Sunshine on a Cloudy Day

Australian companies are embracing the cloud says Frost and Sullivan

According to a recent report, Australian enterprises are rapidly shifting their attention to cloud computing and utilizing the platform for their IT needs, which is causing other Asia Pacific countries to follow suit.

State of Cloud Computing in Australia: 2011, was recently released by business research and consulting company Frost and Sullivan. The report states that almost half (43 percent) of Australian enterprises have adopted a variation of cloud computing, whilst 41 percent of IT ‘decision makers’ have confirmed that cloud computing will take precedence.

A reduction in capital and operational expenditure, cost savings, increased business scalability and the potential to deliver on demand IT resources are cited as the main attractions of the cloud.

Frost and Sullivan ICT research director Arun Chandrasekaran acknowledges that, “there has been a significant increase in the use of cloud services in Australia in the past 12 months, and all the indications are that this will continue”.

The cloud alternative is a concept being heavily examined by Australian businesses, with Chandrasekaran “expect[ing] to see a number of trial deployments this year as companies dip their toes in the water and test non-mission critical applications and infrastructure”.

As we have previously discussed the private, public and hybrid clouds were identified in the report as distinct cloud models, with the hybrid cloud found to be the most popular in Australia. The hybrid option has been implemented by 22 percent of Australian enterprises; in comparison, only 18 percent are using the public cloud. Frost and Sullivan attribute this trend to the flexible approach to costing, service level agreements and security offered in the hybrid cloud.

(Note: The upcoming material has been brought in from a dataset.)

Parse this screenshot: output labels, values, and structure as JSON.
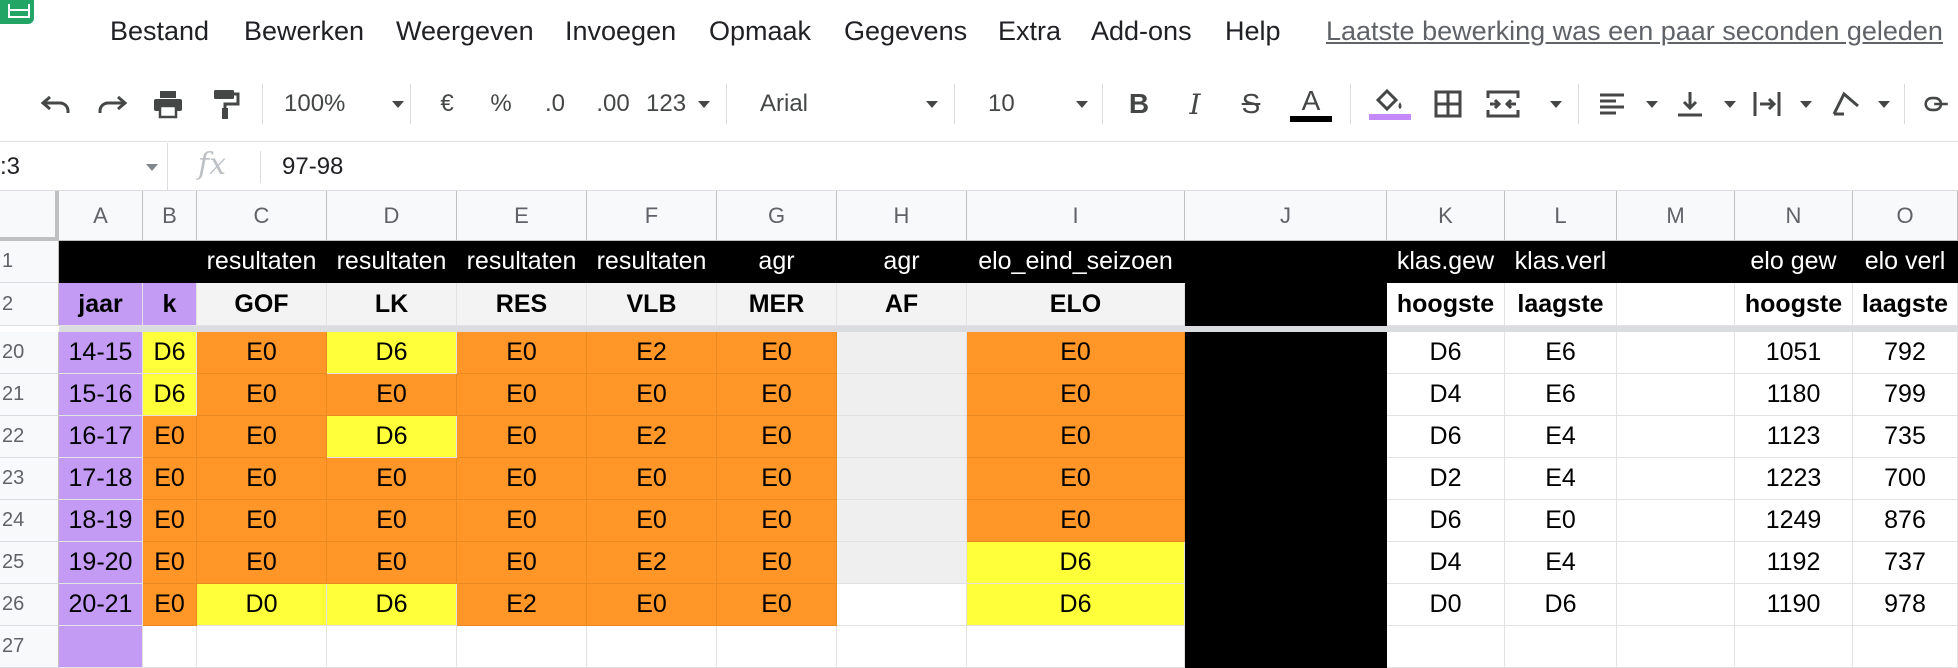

The most favourable cloud alternative were found to be software-as-a-service, with 70 percent of businesses renting software through the cloud. In stark contrast, platform-as-a-service is yet to fully take off.

Infrastructure-as-a-service has experienced a rapid expansion in the past year, with 50 percent of cloud users accessing resources via this type of on-demand computing and storage cloud.

Research also indicates that investments in the cloud are set to rise, or at the very least be sustained throughout the current fiscal year. Risk management and analysis will be the basis of many cautious approaches enlisted by enterprises as they evaluate whether to make the move to the cloud. Whilst server virtualisation and network security will motivate private cloud spending.